The first performer to appear on the bill was -Us., the one-man electronics project of local dude Avery Davis. A dreamy mixture of synth, sequencers and guitar, his music reminded a bit of Tears for Fears' more melancholy stuff. Unfortunately, his set was marred somewhat by an inaudible vocal mix and some technical difficulties, but with a new EP out, titled V.XXVII.IX, it's a good bet that Friday won't be his last appearance upstairs at Fitz.

Up next was Buckamore, the indie rapper whose jazzy samples benefited greatly from an assist by Tontons front woman Asli Omar on a couple of tunes. The young people near me didn't seem entirely sure what to make of his slick and gentle hip-hop, but they were patient and receptive nonetheless. His pillow-soft bedroom beats certainly set a mood.

Much harder were Ume, the Houston-born power trio from Austin who have toured with the likes of Circa Survive and ...Trail of Dead in recent months.
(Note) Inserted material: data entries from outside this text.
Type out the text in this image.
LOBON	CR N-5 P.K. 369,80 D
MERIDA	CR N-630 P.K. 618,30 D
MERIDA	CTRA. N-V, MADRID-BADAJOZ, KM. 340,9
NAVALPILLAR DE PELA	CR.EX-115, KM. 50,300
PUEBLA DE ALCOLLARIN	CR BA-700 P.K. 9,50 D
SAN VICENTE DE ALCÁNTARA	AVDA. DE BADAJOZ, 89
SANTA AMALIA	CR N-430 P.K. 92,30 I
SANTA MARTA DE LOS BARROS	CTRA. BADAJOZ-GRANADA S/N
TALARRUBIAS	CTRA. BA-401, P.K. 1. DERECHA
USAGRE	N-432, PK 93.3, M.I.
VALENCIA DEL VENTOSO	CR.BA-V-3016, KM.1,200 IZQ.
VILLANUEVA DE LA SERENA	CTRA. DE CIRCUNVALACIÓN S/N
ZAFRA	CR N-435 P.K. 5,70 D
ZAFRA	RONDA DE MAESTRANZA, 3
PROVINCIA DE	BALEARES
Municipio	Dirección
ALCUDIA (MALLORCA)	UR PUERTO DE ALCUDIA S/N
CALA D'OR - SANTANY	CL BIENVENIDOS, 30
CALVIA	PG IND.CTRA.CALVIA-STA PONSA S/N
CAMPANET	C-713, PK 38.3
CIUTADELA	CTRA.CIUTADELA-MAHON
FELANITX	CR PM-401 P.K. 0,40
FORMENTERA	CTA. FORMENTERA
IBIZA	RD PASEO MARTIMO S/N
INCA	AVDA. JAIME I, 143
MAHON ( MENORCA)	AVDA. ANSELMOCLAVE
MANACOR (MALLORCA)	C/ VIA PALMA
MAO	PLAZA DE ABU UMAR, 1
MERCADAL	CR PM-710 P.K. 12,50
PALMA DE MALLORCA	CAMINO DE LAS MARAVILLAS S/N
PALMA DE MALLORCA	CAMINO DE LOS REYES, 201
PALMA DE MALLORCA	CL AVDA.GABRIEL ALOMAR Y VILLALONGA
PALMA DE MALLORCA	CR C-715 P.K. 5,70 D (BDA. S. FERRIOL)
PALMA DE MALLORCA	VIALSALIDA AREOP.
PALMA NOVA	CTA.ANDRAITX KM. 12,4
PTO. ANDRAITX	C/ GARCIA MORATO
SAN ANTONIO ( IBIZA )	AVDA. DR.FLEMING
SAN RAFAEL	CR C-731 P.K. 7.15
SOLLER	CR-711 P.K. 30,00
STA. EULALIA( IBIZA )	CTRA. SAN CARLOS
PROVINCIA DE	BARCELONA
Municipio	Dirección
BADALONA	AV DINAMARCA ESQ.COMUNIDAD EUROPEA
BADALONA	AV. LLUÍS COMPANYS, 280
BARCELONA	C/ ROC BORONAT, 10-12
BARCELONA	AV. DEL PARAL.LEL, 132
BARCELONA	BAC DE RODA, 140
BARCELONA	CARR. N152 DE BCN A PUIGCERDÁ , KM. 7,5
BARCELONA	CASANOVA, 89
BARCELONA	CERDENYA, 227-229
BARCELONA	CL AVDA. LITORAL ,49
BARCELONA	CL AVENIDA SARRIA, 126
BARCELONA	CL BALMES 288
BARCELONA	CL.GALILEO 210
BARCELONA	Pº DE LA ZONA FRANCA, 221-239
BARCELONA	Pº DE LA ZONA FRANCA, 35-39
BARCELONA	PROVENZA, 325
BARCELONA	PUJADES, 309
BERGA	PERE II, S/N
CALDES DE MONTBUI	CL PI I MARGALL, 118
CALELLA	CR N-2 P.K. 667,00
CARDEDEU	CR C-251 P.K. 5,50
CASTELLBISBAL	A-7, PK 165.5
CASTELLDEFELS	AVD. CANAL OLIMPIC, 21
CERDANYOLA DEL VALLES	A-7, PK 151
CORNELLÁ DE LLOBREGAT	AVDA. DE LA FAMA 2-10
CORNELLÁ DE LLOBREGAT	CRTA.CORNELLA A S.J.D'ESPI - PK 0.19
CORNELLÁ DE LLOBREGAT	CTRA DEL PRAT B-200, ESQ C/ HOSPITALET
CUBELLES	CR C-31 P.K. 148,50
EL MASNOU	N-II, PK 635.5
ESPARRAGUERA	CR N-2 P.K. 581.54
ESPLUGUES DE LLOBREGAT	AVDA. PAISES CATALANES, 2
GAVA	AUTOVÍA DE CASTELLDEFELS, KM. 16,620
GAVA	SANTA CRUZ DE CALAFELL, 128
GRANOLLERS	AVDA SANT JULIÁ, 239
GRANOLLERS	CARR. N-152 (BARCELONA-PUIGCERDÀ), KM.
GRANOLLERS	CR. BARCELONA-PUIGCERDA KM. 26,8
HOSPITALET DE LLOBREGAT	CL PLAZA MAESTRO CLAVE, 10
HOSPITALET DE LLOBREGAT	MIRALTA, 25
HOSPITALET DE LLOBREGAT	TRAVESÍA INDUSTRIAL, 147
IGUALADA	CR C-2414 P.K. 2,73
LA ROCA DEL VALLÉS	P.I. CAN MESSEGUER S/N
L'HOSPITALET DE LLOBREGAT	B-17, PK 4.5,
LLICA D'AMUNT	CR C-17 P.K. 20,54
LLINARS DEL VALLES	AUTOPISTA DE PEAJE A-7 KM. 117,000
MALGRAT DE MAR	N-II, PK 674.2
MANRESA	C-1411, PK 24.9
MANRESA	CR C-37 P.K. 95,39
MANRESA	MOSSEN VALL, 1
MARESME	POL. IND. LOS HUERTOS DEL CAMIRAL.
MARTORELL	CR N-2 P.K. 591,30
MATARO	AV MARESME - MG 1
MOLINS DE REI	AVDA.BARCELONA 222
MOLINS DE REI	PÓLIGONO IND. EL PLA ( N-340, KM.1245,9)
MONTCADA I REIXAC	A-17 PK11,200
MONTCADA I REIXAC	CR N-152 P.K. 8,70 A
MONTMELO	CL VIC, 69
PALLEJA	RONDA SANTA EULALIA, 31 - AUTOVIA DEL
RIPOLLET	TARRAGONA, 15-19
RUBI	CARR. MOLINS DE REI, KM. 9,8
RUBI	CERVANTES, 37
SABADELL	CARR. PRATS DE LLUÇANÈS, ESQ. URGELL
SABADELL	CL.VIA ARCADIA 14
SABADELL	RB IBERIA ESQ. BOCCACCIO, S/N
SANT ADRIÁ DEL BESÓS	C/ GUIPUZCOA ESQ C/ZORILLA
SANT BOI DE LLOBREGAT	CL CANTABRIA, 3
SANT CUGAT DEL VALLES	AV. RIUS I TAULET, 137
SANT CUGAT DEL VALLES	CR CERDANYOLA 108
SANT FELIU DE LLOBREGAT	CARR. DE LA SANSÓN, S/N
As usual, front woman Lauren Larson was a force of nature, wielding her sapphire Statocaster like a lightsaber as she whipped her hair furiously on cuts like "Black Stone." With a dynamic voice that goes from a soft lilt to a grungy yowl in a blink, she's the kind of rock and roll hero that girls and boys alike wish they could grow up to be.

Story continues on the next page.

When they arrived onstage at last, the Tontons paid tribute to a hero of their own -- Pam Robinson, the Walters Downtown owner and Houston scene fixture who passed away last week.

"She was one of the most inspiring, amazing people that I ever had the pleasure of meeting," said Omar, to a rapturous round of applause from a large crowd of people whom Robinson had invariably touched over the years.

It was a more muscular sound from the Tontons than I'd heard before on Friday, thanks to guitarist Andrew Lee of Wild Moccasins sitting in for the night. Keyboardist David Lascoe of Poor Pilate was also on hand for a number of tunes, beefing up familiar songs even further. The band sounded more powerful than ever before on several familiar songs, and even reached back to pull out some of their oldest ones, like the whimsical, little-played "1860" from their first record.

Omar, for her part, was as cute and captivating as ever, and brimming with confidence. It was a very chilled-out atmosphere inside Fitz, what with so many longtime fans, friends and family in attendance. After the band closed its set with their best song, "Golden," they returned for what Asli promised would be one more, but Adam Martinez just kept starting up more and more tunes until it felt like the band had played every song they knew.

And the crowd let them. Nobody headed for the exits. This was the Tontons in Houston, man. There was no place else to be.

Personal Bias: Houstonian.

The Crowd: Hipsters, scenesters and those who are simply aspiring.

Overheard in the Crowd: "That beard is so serious."

Random Notebook Dump: It was almost a surprise that Bun B didn't make an appearance.